Personal information
- Born: June 29, 1955 (age 70) Dallas, Texas, U.S.
- Height: 5 ft 9 in (1.75 m)
- Weight: 163 lb (74 kg)

Career information
- High school: South Oak Cliff
- College: SMU
- NFL draft: 1977: undrafted

Career history
- Kansas City Chiefs (1977); Winnipeg Blue Bombers (1979–1980);
- Stats at Pro Football Reference

= Ricky Wesson =

American football player (born 1955)

Ricky Charles Wesson (born June 29, 1955) is a former collegiate and professional football player.

==Early life and education==
Wesson grew up in Dallas, Texas, and graduated from South Oak Cliff High School in 1973.

After four years at SMU, Wesson played professional football and then returned to SMU to successfully complete his undergraduate degree in business administration.

==Football==

As quarterback for SMU, Wesson led the team in total offense three consecutive years, including one year—1974–in which he led the Southwest Conference in both total offense and passing touchdowns. He was also the first SMU quarterback to lead the team in both rushing and passing.

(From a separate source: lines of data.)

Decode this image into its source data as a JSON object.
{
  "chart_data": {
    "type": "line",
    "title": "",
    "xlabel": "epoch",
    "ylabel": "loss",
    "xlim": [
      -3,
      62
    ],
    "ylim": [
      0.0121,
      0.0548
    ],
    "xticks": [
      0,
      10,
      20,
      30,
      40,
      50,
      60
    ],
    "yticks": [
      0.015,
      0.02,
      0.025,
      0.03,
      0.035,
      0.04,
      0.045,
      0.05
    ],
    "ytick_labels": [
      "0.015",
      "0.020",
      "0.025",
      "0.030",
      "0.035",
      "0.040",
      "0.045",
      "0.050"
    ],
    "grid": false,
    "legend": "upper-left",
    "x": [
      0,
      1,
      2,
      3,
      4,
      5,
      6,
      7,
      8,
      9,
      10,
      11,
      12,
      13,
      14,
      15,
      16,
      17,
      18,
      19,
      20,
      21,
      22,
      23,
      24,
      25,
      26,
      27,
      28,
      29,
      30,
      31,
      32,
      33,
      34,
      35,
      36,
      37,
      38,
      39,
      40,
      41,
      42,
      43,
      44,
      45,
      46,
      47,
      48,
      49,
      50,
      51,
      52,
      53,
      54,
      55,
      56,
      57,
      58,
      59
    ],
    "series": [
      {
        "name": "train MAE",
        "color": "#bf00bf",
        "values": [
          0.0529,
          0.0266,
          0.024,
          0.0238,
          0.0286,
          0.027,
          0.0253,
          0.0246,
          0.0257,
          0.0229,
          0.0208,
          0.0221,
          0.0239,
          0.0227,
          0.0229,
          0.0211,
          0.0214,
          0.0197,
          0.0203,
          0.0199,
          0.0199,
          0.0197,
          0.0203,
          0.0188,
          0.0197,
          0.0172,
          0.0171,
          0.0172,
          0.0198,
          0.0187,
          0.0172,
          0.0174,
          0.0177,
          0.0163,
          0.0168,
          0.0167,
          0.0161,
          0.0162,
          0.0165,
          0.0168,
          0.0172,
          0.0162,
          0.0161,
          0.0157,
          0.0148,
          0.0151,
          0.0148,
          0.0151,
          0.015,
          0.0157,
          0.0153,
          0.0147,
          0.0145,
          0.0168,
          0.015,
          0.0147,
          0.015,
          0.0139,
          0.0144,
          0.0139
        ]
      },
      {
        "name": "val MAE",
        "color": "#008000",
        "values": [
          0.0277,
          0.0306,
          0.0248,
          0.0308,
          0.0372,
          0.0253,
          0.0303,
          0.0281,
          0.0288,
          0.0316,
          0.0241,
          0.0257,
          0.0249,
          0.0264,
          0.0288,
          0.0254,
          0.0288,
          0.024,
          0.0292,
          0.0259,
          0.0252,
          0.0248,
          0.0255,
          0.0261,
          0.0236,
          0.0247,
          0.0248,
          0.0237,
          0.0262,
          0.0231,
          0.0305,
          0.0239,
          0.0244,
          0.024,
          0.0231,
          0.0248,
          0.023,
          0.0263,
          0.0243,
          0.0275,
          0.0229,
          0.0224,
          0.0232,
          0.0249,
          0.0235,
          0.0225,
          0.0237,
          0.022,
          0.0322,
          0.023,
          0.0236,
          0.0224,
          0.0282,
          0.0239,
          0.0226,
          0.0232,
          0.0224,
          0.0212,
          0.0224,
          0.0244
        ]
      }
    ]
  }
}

Wesson started three games his freshman year. In doing so, he became the first Black man to start at quarterback for SMU.

Undrafted out of college, Wesson was signed to play defensive back for the NFL’s Kansas City Chiefs. After one year with the Chiefs, Wesson played two years for the Canadian Football League’s Winnipeg Blue Bombers.

==Life after football==
After finishing his football career and getting his college degree from SMU, Wesson went to work for the US Postal Service. As of 2021, he had worked at the USPS for over 30 years.

Wesson was inducted into the Texas Black Sports Hall of Fame in 2009.